Don’t you hate that feeling when you have a deadline and something goes wrong at the last minute, threatening your ability to meet the deadline? It’s a universal experience, isn’t it, to at least once in one’s lifetime, be in a position of frantically preparing for an event last minute?
A teacher has multiple deadlines each day: every time a class is supposed to begin. Those deadlines involve having copies ready, resources prepared, labs set up, digital resources accessible for students, a lesson plan worked out with formative assessments built in, project supplies on hand, or summative assessments printed out. Oh, and of course, we need to be there smiling and ready to greet the students when they walk through the door. Other deadlines include meetings (agendas prepared ahead of time) and student clubs (agendas or resources prepared). Often teachers are scrambling to have everything ready for each class in a timely manner. Frequently there are exclamation such as “The printer isn’t working and I need 10 copies now!” or “Oh no, I forgot I was going to give a quiz this morning first block and I need to get that ready” or “I can’t get the supplies gathered in time!”
Personally, it is my goal to eliminate the last minute panic. Not to say it never penetrates my day, however, there are some built in practices that minimize my experiencing this kind of daily stress.
- Awareness and Planning: Each afternoon it’s worth my time, no matter how late, to spend a few minutes looking ahead at the next two days. Sometimes 15 minutes, sometimes an hour. When other obligations summon me, then this practice takes place later in the evening at home. Thus, when advanced preparation for a lesson is required it can be built in to the following days.
- Reviewing and Recording Formative Assessment: Of course reviewing formative assessment provides a clear picture of where my next lesson(s) will begin and how it will proceed.
- Reflecting on the day’s lessons and updating my web site: This enables me to fully process the progress each class made on a given day and provides additional clarity of where I will begin and proceed with the next lesson. The web site also keeps students fully abreast of the on goings of the class, providing more student awareness and mental organization on their part for subsequent lessons.
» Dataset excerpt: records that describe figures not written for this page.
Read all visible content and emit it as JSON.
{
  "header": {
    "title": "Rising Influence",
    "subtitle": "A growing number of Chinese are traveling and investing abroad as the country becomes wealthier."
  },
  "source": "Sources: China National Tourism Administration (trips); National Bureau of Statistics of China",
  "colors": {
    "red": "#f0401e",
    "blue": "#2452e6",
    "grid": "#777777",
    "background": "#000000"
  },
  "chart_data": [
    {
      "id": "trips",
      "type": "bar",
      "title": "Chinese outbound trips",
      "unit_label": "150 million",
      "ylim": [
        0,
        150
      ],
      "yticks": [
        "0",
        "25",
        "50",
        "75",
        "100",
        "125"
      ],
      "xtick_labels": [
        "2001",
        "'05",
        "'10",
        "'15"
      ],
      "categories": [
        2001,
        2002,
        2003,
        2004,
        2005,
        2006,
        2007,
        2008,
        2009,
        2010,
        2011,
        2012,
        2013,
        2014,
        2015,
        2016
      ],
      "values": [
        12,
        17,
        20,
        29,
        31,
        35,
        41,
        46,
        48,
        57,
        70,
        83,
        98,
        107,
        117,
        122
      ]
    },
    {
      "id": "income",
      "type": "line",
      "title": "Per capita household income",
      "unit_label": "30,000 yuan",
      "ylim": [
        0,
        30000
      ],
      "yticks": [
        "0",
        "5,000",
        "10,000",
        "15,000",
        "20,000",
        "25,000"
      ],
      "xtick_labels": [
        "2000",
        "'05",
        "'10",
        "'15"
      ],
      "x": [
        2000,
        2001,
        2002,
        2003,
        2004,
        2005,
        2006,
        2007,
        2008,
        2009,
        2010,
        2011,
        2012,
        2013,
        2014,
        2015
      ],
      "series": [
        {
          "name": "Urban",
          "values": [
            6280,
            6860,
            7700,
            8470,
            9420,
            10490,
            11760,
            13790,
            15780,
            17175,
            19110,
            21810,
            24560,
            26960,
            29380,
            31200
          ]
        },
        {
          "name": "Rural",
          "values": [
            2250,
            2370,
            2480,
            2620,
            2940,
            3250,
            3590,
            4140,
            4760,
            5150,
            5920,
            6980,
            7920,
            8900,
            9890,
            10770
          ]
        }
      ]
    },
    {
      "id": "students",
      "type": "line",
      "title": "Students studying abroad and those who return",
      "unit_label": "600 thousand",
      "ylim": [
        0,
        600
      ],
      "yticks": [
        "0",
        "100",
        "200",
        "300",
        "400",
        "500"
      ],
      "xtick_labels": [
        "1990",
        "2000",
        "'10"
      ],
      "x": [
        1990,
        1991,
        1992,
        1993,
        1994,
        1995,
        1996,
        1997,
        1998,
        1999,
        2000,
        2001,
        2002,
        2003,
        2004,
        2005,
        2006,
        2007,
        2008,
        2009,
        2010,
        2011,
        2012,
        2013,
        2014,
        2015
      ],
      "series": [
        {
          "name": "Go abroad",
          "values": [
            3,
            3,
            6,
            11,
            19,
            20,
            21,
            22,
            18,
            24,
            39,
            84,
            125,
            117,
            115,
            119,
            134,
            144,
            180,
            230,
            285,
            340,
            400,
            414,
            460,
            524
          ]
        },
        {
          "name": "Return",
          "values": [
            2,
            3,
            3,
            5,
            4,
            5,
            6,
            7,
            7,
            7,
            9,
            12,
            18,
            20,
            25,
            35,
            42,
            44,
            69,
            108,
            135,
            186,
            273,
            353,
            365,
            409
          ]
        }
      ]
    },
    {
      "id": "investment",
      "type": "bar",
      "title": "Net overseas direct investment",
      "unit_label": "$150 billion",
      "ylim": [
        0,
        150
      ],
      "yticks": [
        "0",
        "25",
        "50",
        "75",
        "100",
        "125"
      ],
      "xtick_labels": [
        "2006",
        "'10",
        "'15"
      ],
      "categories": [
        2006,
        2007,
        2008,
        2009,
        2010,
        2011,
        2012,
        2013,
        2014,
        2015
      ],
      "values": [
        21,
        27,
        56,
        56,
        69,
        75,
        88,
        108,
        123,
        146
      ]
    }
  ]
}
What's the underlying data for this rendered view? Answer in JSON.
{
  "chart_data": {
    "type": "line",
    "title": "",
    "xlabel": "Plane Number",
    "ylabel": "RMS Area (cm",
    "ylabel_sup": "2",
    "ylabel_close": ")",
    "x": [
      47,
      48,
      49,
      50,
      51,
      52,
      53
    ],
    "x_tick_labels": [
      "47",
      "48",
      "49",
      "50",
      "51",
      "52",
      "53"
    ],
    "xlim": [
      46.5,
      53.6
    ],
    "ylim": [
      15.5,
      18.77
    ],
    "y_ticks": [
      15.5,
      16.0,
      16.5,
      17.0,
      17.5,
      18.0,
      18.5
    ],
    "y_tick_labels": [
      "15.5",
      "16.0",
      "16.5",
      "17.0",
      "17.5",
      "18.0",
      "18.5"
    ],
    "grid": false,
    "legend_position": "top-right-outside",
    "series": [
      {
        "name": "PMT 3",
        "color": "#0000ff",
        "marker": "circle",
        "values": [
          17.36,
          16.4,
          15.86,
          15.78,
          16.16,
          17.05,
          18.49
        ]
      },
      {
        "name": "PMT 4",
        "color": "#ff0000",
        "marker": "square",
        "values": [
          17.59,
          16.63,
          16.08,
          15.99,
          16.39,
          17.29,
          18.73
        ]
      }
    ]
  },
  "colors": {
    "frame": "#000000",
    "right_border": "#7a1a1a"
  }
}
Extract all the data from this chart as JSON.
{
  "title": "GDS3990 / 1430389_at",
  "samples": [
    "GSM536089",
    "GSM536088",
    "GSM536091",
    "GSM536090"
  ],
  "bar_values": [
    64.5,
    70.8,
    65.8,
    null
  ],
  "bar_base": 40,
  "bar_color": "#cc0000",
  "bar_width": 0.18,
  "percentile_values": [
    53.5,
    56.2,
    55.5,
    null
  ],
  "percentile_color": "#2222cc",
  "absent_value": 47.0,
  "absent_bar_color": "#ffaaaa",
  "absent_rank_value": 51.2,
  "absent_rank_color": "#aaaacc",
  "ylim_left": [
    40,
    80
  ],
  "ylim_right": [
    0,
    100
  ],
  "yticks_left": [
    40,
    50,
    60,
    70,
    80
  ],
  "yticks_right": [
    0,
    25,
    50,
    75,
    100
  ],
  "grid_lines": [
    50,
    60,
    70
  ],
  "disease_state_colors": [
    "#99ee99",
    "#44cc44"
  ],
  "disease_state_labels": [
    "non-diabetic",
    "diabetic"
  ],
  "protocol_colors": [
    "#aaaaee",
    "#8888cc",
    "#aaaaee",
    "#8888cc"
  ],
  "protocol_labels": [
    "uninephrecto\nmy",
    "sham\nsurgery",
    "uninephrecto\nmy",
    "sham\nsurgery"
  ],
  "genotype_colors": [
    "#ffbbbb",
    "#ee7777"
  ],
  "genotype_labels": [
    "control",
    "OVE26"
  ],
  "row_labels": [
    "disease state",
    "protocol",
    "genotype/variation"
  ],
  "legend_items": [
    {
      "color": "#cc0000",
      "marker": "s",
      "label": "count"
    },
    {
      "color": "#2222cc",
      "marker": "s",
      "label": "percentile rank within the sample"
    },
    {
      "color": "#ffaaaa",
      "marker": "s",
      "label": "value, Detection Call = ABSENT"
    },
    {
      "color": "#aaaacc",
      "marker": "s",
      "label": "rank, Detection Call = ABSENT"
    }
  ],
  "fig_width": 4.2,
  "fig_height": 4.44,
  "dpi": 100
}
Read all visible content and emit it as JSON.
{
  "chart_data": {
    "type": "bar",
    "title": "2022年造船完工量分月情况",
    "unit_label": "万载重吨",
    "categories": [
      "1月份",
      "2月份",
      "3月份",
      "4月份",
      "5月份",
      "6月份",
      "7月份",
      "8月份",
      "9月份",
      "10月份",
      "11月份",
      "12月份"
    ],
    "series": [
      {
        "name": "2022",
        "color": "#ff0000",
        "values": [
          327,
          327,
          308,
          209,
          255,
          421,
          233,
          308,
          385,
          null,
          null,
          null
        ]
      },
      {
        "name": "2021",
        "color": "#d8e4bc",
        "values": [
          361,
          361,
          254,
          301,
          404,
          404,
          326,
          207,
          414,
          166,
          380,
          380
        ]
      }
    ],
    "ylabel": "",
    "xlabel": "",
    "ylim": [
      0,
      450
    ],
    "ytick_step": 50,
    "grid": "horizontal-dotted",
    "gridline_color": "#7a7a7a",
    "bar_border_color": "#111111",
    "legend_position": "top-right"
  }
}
- Staying late or arriving early to prep for a lesson: This is especially crucial for a science teacher due to experimental set-up and hands-on activities that simply require advanced preparation to run smoothly. It does mean facing empty hallways at the school when all your colleagues have cleared the building. For example, my 8th grade class recently completed an involved chemistry lab. To ensure smooth running of the lab, solutions were prepared the night before and all the individual lab stations were prepared at 7:30 am, an hour before students arrived in my classroom. Yes, it requires carefully reading the lab and making sure each lab team has the proper number of test tubes, stirrers, spatulas, beakers, and other supplies. It takes time. It takes patience.
- Taking some time evening and weekends: It’s not necessary to spend hours and hours during “off “ times (this mistake I’ve made before but no longer!), however some time to do additional research on topics, revise a project, rethink an activity, streamline a lesson, or add additional formative assessment reap huge organizational and stress relieving rewards as lessons will run smoother.
This is not to say I have mastered these techniques. There are times when it just can’t be faced and then I’m left with the last minute preparation and associated stress. However, overall, generally speaking, these practices are incorporated into my routine. The results definitely include a smoothly running classroom, no classroom management issues, higher student engagement (as there is no downtime while I’m trying to figure things out whether it’s a technical issue or finding supplies for a lab), more student awareness (I know what’s going on so it’s easier to communicate it to them), peace of mind, and a relaxed atmosphere in the classroom even during intense and demanding activities.